White Velvet Cake
- Sarah
- 5 days ago
- 1 min read
This cake is moist and spongy and stacks perfectly to make a beautiful 8" cake.
Makes 16 servings

Ingredients:
½ cup butter, softened
1½ cups sugar
4 egg whites
1½ teaspoons clear vanilla
2¼ cups flour
1½ teaspoons baking powder
½ teaspoon baking soda
1 teaspoon salt
1½ cups buttermilk
Directions:
1. Preheat the oven to 350°F.
2. Using a stand mixer with a paddle attachment, cream the butter and sugar on medium speed until the mixture is light and fluffy, about 3-4 minutes. Add the vanilla, followed by the egg whites one at a time, beating until the mixture is fluffy, approximately 2-4 minutes. NOTE: If the mixture lacks fluffiness and airiness, the cake will turn out dense, so feel free to mix longer if necessary.
3. In a medium bowl, combine flour, baking powder, baking soda, and salt.
4. Add ½ of the flour mixture to the creamed mixture and mix on low speed. Then, add ½ of the buttermilk. Repeat this process until the entire flour mixture and buttermilk are incorporated and the batter is smooth.

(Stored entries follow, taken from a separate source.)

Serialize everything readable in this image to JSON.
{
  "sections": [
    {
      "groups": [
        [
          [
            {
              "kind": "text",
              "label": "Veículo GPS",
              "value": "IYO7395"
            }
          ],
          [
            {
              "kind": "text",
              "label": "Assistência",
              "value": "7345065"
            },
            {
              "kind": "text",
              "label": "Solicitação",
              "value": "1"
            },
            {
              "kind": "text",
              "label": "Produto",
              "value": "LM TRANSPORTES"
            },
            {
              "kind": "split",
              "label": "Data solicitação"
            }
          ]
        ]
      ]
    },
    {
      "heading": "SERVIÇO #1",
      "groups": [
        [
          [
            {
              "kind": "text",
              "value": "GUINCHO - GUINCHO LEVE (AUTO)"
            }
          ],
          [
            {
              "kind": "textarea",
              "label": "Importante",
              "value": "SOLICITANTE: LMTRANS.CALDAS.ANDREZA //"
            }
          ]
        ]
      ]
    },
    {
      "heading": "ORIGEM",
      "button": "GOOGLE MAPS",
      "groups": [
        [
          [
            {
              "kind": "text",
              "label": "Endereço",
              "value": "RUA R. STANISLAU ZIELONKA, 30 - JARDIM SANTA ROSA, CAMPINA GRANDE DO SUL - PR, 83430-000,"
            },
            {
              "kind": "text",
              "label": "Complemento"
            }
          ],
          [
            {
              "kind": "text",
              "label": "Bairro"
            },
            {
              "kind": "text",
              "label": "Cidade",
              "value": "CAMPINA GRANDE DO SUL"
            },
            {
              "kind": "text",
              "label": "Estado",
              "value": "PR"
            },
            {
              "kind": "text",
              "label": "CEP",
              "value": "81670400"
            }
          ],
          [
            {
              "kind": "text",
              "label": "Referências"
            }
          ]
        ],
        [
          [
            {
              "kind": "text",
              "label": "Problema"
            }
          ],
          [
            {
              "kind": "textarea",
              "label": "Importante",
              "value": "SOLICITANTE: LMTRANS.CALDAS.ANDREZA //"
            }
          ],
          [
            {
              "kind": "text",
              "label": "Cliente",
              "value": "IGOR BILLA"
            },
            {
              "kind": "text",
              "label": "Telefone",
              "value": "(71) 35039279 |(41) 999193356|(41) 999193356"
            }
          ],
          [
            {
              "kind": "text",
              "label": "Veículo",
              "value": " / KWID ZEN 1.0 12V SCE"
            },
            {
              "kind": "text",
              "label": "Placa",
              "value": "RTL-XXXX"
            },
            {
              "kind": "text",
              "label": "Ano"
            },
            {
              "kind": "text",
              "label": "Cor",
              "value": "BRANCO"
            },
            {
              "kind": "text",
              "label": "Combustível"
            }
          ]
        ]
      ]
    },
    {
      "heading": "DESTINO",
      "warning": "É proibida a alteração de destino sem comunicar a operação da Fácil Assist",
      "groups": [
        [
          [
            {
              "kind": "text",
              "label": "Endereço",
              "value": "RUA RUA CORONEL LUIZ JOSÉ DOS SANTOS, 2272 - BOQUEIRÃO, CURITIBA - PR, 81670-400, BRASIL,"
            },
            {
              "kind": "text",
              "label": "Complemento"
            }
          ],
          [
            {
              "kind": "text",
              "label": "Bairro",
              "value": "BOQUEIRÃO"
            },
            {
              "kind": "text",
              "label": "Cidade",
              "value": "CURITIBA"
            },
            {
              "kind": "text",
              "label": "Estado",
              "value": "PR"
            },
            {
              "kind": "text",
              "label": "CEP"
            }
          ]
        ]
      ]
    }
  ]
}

5. Transfer the batter to 2 greased 8-inch round cake pans. Bake for about 24-26 minutes, or until a toothpick inserted into the center comes out clean. Allow cakes to cool completely before applying frosting.

I use my $300 Frosting to frost the outside of this cake. For the filling, I mix 1½ cups heavy cream with a 3.4 oz. box of vanilla instant pudding mix (or pick any flavor) until it's thick and creamy.